Researchers at the John J. Heldrich Center for Workforce Development at Rutgers University said the financial strain that comes with being out of work combined with the sometimes daunting task of seeking new employment in a difficult job market has left many Americans "traumatized."
"Psychologically, it's a world of hurt out there for the jobless," Cliff Zukin, a Rutgers professor and co-author of the study, said during a conference call with reporters.
Zukin said "significant numbers" of respondents have had trouble sleeping since losing their jobs, have strained relations with family members and increased alcohol and drug dependency. Many also say they now avoid social situations.
The report released Thursday is based on a survey of 1,200 Americans who have been unemployed and looking for a job for the past 12 months. Two-thirds of respondents reported being depressed. More than half said they have borrowed money from friends or relatives. One quarter said they have skipped mortgage or rent payments.
Meanwhile, just 40 percent received unemployment insurance, and 83 percent of those who got aid said they're concerned the benefits will run out before they find a job. Half said they didn't have health insurance.
The survey found 60 percent of the recently unemployed lost their jobs without warning, while just 15 percent got some type of severance and almost none were offered retraining. More than half lost their jobs for the first time, while 40 percent had held the same job for three or more years.

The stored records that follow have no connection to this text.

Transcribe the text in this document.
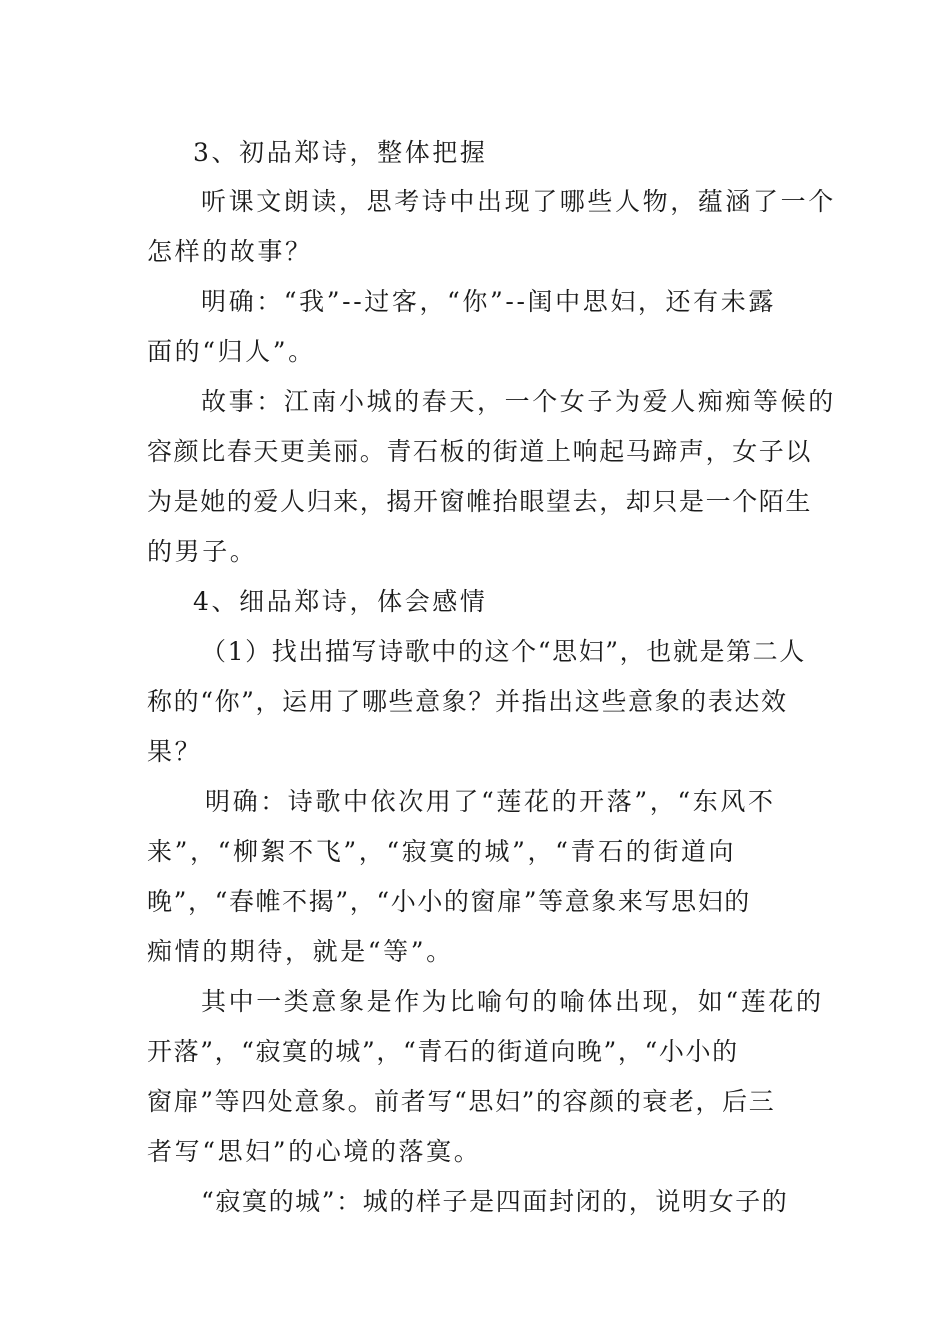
3、初品郑诗，整体把握
听课文朗读，思考诗中出现了哪些人物，蕴涵了一个
怎样的故事？
明确：“我”--过客，“你”--闺中思妇，还有未露
面的“归人”。
故事：江南小城的春天，一个女子为爱人痴痴等候的
容颜比春天更美丽。青石板的街道上响起马蹄声，女子以
为是她的爱人归来，揭开窗帷抬眼望去，却只是一个陌生
的男子。
4、细品郑诗，体会感情
（1）找出描写诗歌中的这个“思妇”，也就是第二人
称的“你”，运用了哪些意象？并指出这些意象的表达效
果？
明确：诗歌中依次用了“莲花的开落”，“东风不
来”，“柳絮不飞”，“寂寞的城”，“青石的街道向
晚”，“春帷不揭”，“小小的窗扉”等意象来写思妇的
痴情的期待，就是“等”。
其中一类意象是作为比喻句的喻体出现，如“莲花的
开落”，“寂寞的城”，“青石的街道向晚”，“小小的
窗扉”等四处意象。前者写“思妇”的容颜的衰老，后三
者写“思妇”的心境的落寞。
“寂寞的城”：城的样子是四面封闭的，说明女子的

"The jobless have had to face the fact that their old jobs, incomes, and work identity are gone," Zukin said.
Job loss also has hit more affluent workers and educated professionals hard, the survey found. More than a quarter of those unemployed for the first time earned $75,000 or more a year.
"This is not your ordinary dip in the business cycle," said report co-author and Rutgers professor Carl Van Horn.
"Americans believe that this is the (Hurricane) Katrina of recessions. Folks are on their rooftops without a boat. The water is rising, and many see no way out."